The following experts have contributed answers to this edition of Ask UXmatters:

  • Steve Baty—Principal of Meld Studios; Past President of IxDA; UXmatters columnist
  • Leo Frishberg—Product Design Manager at Intel Corporation
  • Pabini Gabriel-Petit—Principal Consultant at Strategic UX; Publisher and Editor in Chief, UXmatters; Founding Director of Interaction Design Association (IxDA); UXmatters columnist
  • Jordan Julien—Independent Experience Strategy Consultant
  • Cory Lebson—Principal UX Consultant at Lebsontech; President, User Experience Professionals’ Association (UXPA)

Making User Experience Part of Business Strategy

Q: What is the best way to define a product vision, determine the business goals for a product, integrate User Experience into an organization’s overall business strategy, and define a product’s requirements?—from a UXmatters reader

“These are huge topics—way too big to cover in depth here—but I’ll do my best to point you in the right direction” responds Pabini. “I recommend that every UX professional study product management. This will help you to be a more effective and valuable member of your product team. The best two books that I’ve read on product strategy are:

  • Product Strategy for High-Technology Companies: Accelerating Your Business to Web Speed, by Michael E. McGrath—This book provides a very good grounding in various approaches to and aspects of product strategy and will answer many of your questions.
  • What Customers Want: Using Outcome-Driven Innovation to Create Breakthrough Products and Services, by Anthony Ulwick—This is an important book, and Ulwick’s approach is very compatible with the philosophy of user-centered design.

In his book, Ulwick begins by defining three tenets of outcome-driven innovation:

  • “Customers buy products and services to help them get jobs done.”
  • “Customers use a set of metrics—performance measures—to judge how well a job is getting done and how a product performs.”
  • “These customer metrics make possible the systematic and predictable creation of breakthrough products and services.”

Ulwick’s book outlines eight stages of outcome-driven innovation:

  • “Formulate an innovation strategy.”
  • “Capture customer inputs.”
  • “Identify areas of opportunity.”
  • “Segment the market.”
  • “Target opportunities for growth.”
  • “Assess messaging and branding.”
  • “Prioritize projects in the development pipeline.”
  • “Devise breakthrough ideas.”

“Now, regarding integrating User Experience into product strategy, the role of User Experience is changing. What used to be clear lines between the responsibilities of Product Managers and UX professionals are now blurring,” states Pabini. “In my UXmatters article, ‘Sharing Ownership of UX,’ which I wrote in 2007, I defined clear boundaries between the roles of Product Managers, who are primarily responsible for product vision, and UX Designers and Engineers, who are primarily responsible for executing that vision. While what I described in that article was a very collaborative process, in which all core team members could contribute to the making of any decision, certain decisions ultimately rested with particular roles.

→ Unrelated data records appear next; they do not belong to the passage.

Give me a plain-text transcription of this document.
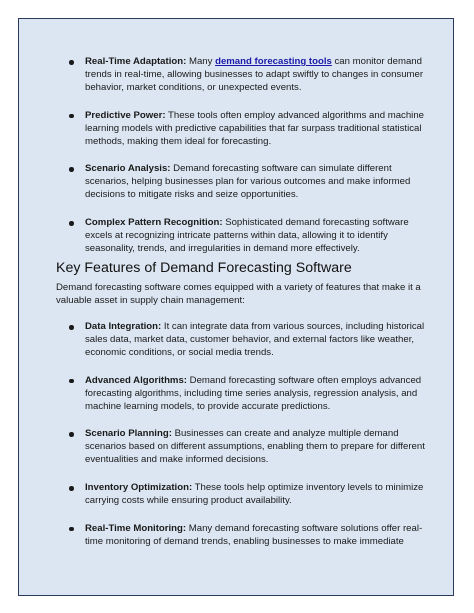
Real-Time Adaptation: Many demand forecasting tools can monitor demand trends in real-time, allowing businesses to adapt swiftly to changes in consumer behavior, market conditions, or unexpected events.
Predictive Power: These tools often employ advanced algorithms and machine learning models with predictive capabilities that far surpass traditional statistical methods, making them ideal for forecasting.
Scenario Analysis: Demand forecasting software can simulate different scenarios, helping businesses plan for various outcomes and make informed decisions to mitigate risks and seize opportunities.
Complex Pattern Recognition: Sophisticated demand forecasting software excels at recognizing intricate patterns within data, allowing it to identify seasonality, trends, and irregularities in demand more effectively.
Key Features of Demand Forecasting Software

Demand forecasting software comes equipped with a variety of features that make it a valuable asset in supply chain management:

Data Integration: It can integrate data from various sources, including historical sales data, market data, customer behavior, and external factors like weather, economic conditions, or social media trends.
Advanced Algorithms: Demand forecasting software often employs advanced forecasting algorithms, including time series analysis, regression analysis, and machine learning models, to provide accurate predictions.
Scenario Planning: Businesses can create and analyze multiple demand scenarios based on different assumptions, enabling them to prepare for different eventualities and make informed decisions.
Inventory Optimization: These tools help optimize inventory levels to minimize carrying costs while ensuring product availability.
Real-Time Monitoring: Many demand forecasting software solutions offer real-time monitoring of demand trends, enabling businesses to make immediate
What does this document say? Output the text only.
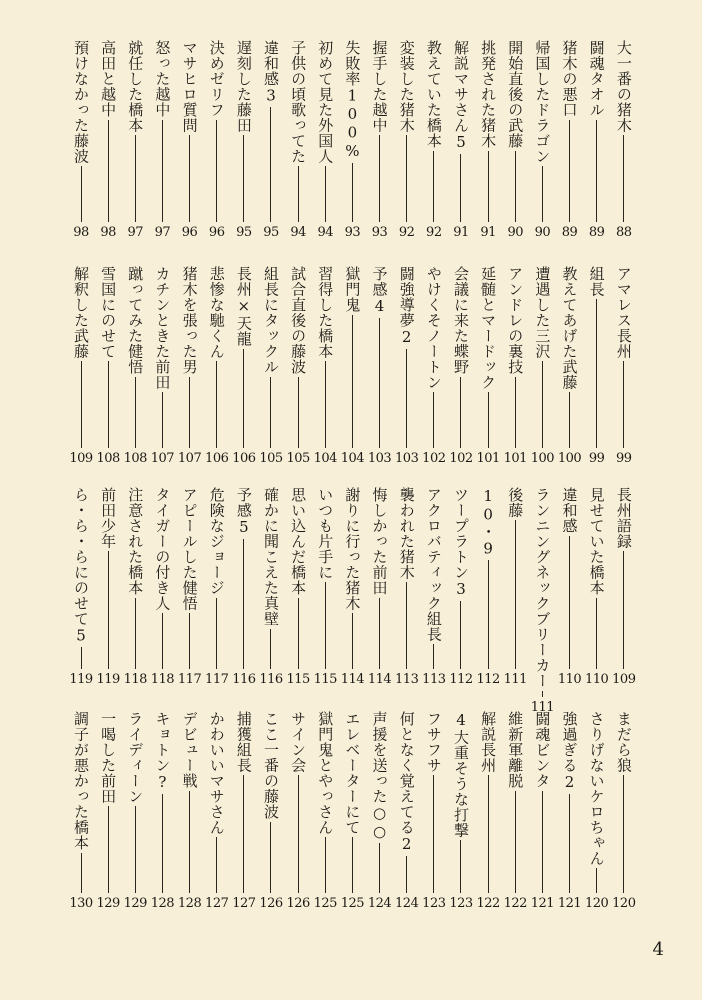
大一番の猪木
88
闘魂タオル
89
猪木の悪口
89
帰国したドラゴン
90
開始直後の武藤
90
挑発された猪木
91
解説マサさん5
91
教えていた橋本
92
変装した猪木
92
握手した越中
93
失敗率100%
93
初めて見た外国人
94
子供の頃歌ってた
94
違和感3
95
遅刻した藤田
95
決めゼリフ
96
マサヒロ質問
96
怒った越中
97
就任した橋本
97
高田と越中
98
預けなかった藤波
98
アマレス長州
99
組長
99
教えてあげた武藤
100
遭遇した三沢
100
アンドレの裏技
101
延髄とマードック
101
会議に来た蝶野
102
やけくそノートン
102
闘強導夢2
103
予感4
103
獄門鬼
104
習得した橋本
104
試合直後の藤波
105
組長にタックル
105
長州×天龍
106
悲惨な馳くん
106
猪木を張った男
107
カチンときた前田
107
蹴ってみた健悟
108
雪国にのせて
108
解釈した武藤
109
長州語録
109
見せていた橋本
110
違和感
110
ランニングネックブリーカー
111
後藤
111
10・9
112
ツープラトン3
112
アクロバティック組長
113
襲われた猪木
113
悔しかった前田
114
謝りに行った猪木
114
いつも片手に
115
思い込んだ橋本
115
確かに聞こえた真壁
116
予感5
116
危険なジョージ
117
アピールした健悟
117
タイガーの付き人
118
注意された橋本
118
前田少年
119
ら・ら・らにのせて5
119
まだら狼
120
さりげないケロちゃん
120
強過ぎる2
121
闘魂ビンタ
121
維新軍離脱
122
解説長州
122
4大重そうな打撃
123
フサフサ
123
何となく覚えてる2
124
声援を送った○○
124
エレベーターにて
125
獄門鬼とやっさん
125
サイン会
126
ここ一番の藤波
126
捕獲組長
127
かわいいマサさん
127
デビュー戦
128
キョトン?
128
ライディーン
129
一喝した前田
129
調子が悪かった橋本
130
4
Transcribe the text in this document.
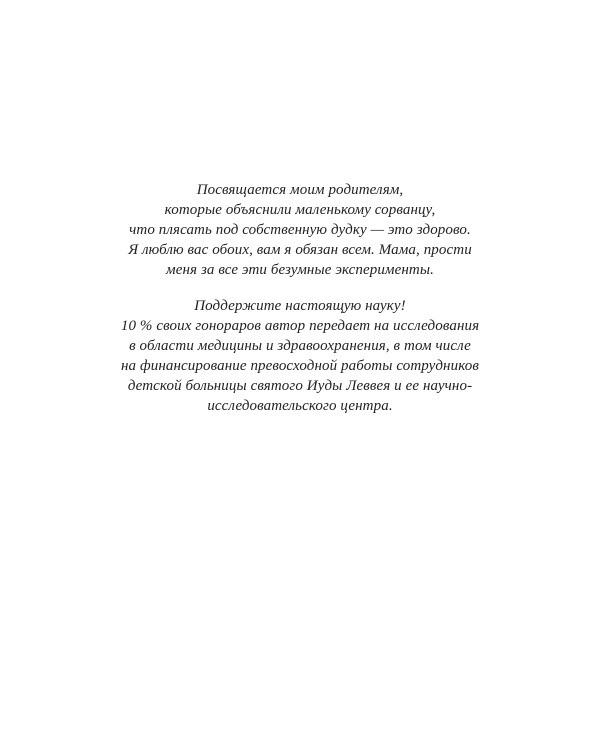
Посвящается моим родителям,
которые объяснили маленькому сорванцу,
что плясать под собственную дудку — это здорово.
Я люблю вас обоих, вам я обязан всем. Мама, прости
меня за все эти безумные эксперименты.
Поддержите настоящую науку!
10 % своих гонораров автор передает на исследования
в области медицины и здравоохранения, в том числе
на финансирование превосходной работы сотрудников
детской больницы святого Иуды Леввея и ее научно-
исследовательского центра.
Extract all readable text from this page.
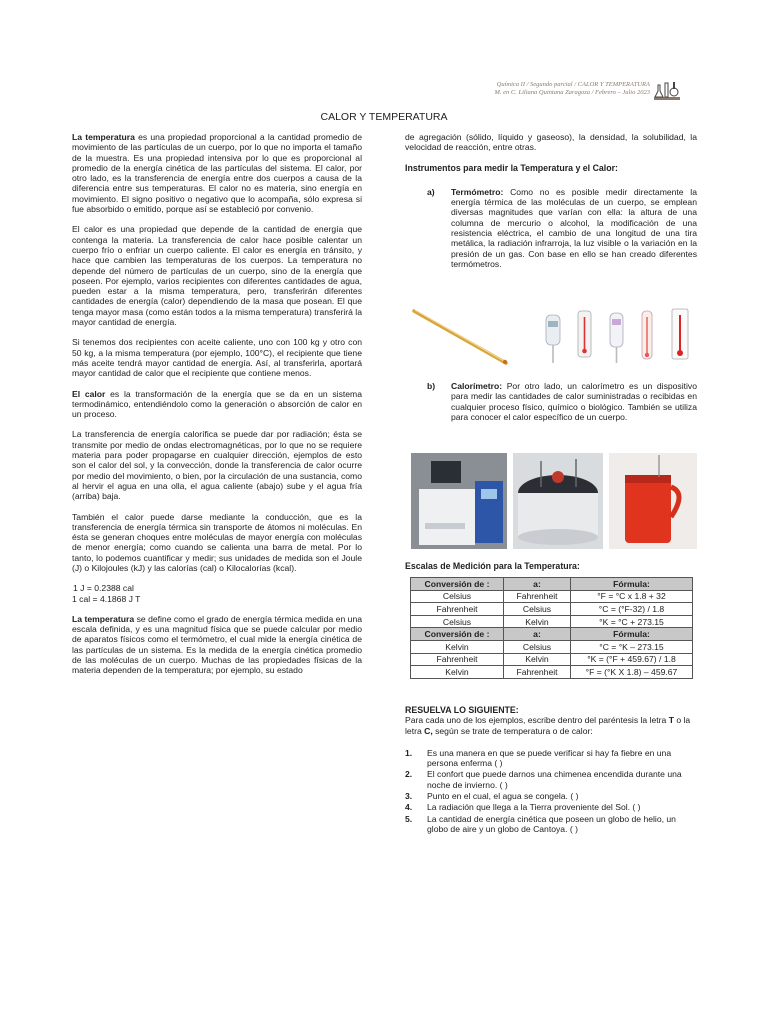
Química II / Segundo parcial / CALOR Y TEMPERATURA
M. en C. Liliana Quintana Zaragoza / Febrero – Julio 2023
CALOR Y TEMPERATURA

La temperatura es una propiedad proporcional a la cantidad promedio de movimiento de las partículas de un cuerpo, por lo que no importa el tamaño de la muestra. Es una propiedad intensiva por lo que es proporcional al promedio de la energía cinética de las partículas del sistema. El calor, por otro lado, es la transferencia de energía entre dos cuerpos a causa de la diferencia entre sus temperaturas. El calor no es materia, sino energía en movimiento. El signo positivo o negativo que lo acompaña, sólo expresa si fue absorbido o emitido, porque así se estableció por convenio.

El calor es una propiedad que depende de la cantidad de energía que contenga la materia. La transferencia de calor hace posible calentar un cuerpo frío o enfriar un cuerpo caliente. El calor es energía en tránsito, y hace que cambien las temperaturas de los cuerpos. La temperatura no depende del número de partículas de un cuerpo, sino de la energía que poseen. Por ejemplo, varios recipientes con diferentes cantidades de agua, pueden estar a la misma temperatura, pero, transferirán diferentes cantidades de energía (calor) dependiendo de la masa que posean. El que tenga mayor masa (como están todos a la misma temperatura) transferirá la mayor cantidad de energía.

Si tenemos dos recipientes con aceite caliente, uno con 100 kg y otro con 50 kg, a la misma temperatura (por ejemplo, 100°C), el recipiente que tiene más aceite tendrá mayor cantidad de energía. Así, al transferirla, aportará mayor cantidad de calor que el recipiente que contiene menos.

El calor es la transformación de la energía que se da en un sistema termodinámico, entendiéndolo como la generación o absorción de calor en un proceso.

La transferencia de energía calorífica se puede dar por radiación; ésta se transmite por medio de ondas electromagnéticas, por lo que no se requiere materia para poder propagarse en cualquier dirección, ejemplos de esto son el calor del sol, y la convección, donde la transferencia de calor ocurre por medio del movimiento, o bien, por la circulación de una sustancia, como al hervir el agua en una olla, el agua caliente (abajo) sube y el agua fría (arriba) baja.

También el calor puede darse mediante la conducción, que es la transferencia de energía térmica sin transporte de átomos ni moléculas. En ésta se generan choques entre moléculas de mayor energía con moléculas de menor energía; como cuando se calienta una barra de metal. Por lo tanto, lo podemos cuantificar y medir; sus unidades de medida son el Joule (J) o Kilojoules (kJ) y las calorías (cal) o Kilocalorías (kcal).

1 J = 0.2388 cal
1 cal = 4.1868 J T

La temperatura se define como el grado de energía térmica medida en una escala definida, y es una magnitud física que se puede calcular por medio de aparatos físicos como el termómetro, el cual mide la energía cinética de las partículas de un sistema. Es la medida de la energía cinética promedio de las moléculas de un cuerpo. Muchas de las propiedades físicas de la materia dependen de la temperatura; por ejemplo, su estado

de agregación (sólido, líquido y gaseoso), la densidad, la solubilidad, la velocidad de reacción, entre otras.

Instrumentos para medir la Temperatura y el Calor:
a)	Termómetro: Como no es posible medir directamente la energía térmica de las moléculas de un cuerpo, se emplean diversas magnitudes que varían con ella: la altura de una columna de mercurio o alcohol, la modificación de una resistencia eléctrica, el cambio de una longitud de una tira metálica, la radiación infrarroja, la luz visible o la variación en la presión de un gas. Con base en ello se han creado diferentes termómetros.
b)	Calorímetro: Por otro lado, un calorímetro es un dispositivo para medir las cantidades de calor suministradas o recibidas en cualquier proceso físico, químico o biológico. También se utiliza para conocer el calor específico de un cuerpo.
Escalas de Medición para la Temperatura:
Conversión de :	a:	Fórmula:
Celsius	Fahrenheit	°F = °C x 1.8 + 32
Fahrenheit	Celsius	°C = (°F-32) / 1.8
Celsius	Kelvin	°K = °C + 273.15
Conversión de :	a:	Fórmula:
Kelvin	Celsius	°C = °K – 273.15
Fahrenheit	Kelvin	°K = (°F + 459.67) / 1.8
Kelvin	Fahrenheit	°F = (°K X 1.8) – 459.67
RESUELVA LO SIGUIENTE:
Para cada uno de los ejemplos, escribe dentro del paréntesis la letra T o la letra C, según se trate de temperatura o de calor:
1.	Es una manera en que se puede verificar si hay fa fiebre en una persona enferma ( )
2.	El confort que puede darnos una chimenea encendida durante una noche de invierno. ( )
3.	Punto en el cual, el agua se congela. ( )
4.	La radiación que llega a la Tierra proveniente del Sol. ( )
5.	La cantidad de energía cinética que poseen un globo de helio, un globo de aire y un globo de Cantoya. ( )
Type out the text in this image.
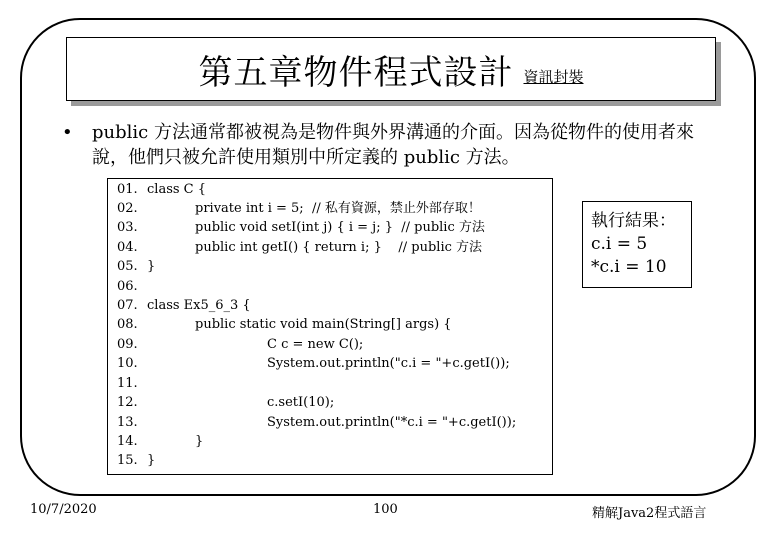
第五章物件程式設計 資訊封裝
• public 方法通常都被視為是物件與外界溝通的介面。因為從物件的使用者來說，他們只被允許使用類別中所定義的 public 方法。
01. class C {
02.	private int i = 5;  // 私有資源，禁止外部存取！
03.	public void setI(int j) { i = j; }  // public 方法
04.	public int getI() { return i; }    // public 方法
05. }
06.
07. class Ex5_6_3 {
08.	public static void main(String[] args) {
09.	C c = new C();
10.	System.out.println("c.i = "+c.getI());
11.
12.	c.setI(10);
13.	System.out.println("*c.i = "+c.getI());
14.	}
15. }
執行結果：
c.i = 5
*c.i = 10
10/7/2020	100	精解Java2程式語言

“However, as more companies do generative user research—whether as part of Lean UX or taking more traditional approaches—user researchers are increasingly providing valuable findings about user needs that provide input to the process of envisioning products. This information has become very important in defining product requirements.

“Envisioning, ideation, strategy, planning, and requirements definition are all part of the Discovery Phase of product design. My UXmatters article ‘Design Is a Process, Not a Methodology’ discusses Discovery Phase activities in depth and covers:

  1. Learning about your users
  2. Modeling your users
  3. Analyzing your users’ tasks
  4. Eliciting and defining clear product requirements

“In an earlier edition of Ask UXmatters titled ‘Are Rapid Prototyping, Lean UX, and Agile Development Good for User Experience?’ I wrote about defining product requirements as user stories,” continues Pabini. “User stories are a very concise and effective means of defining product requirements, especially in agile development environments. To learn about writing user stories, I recommend that you read Mike Cohn’s User Stories Applied: For Agile Software Development. Cohn’s books are the only books about agile development that I’ve read that even mention user experience.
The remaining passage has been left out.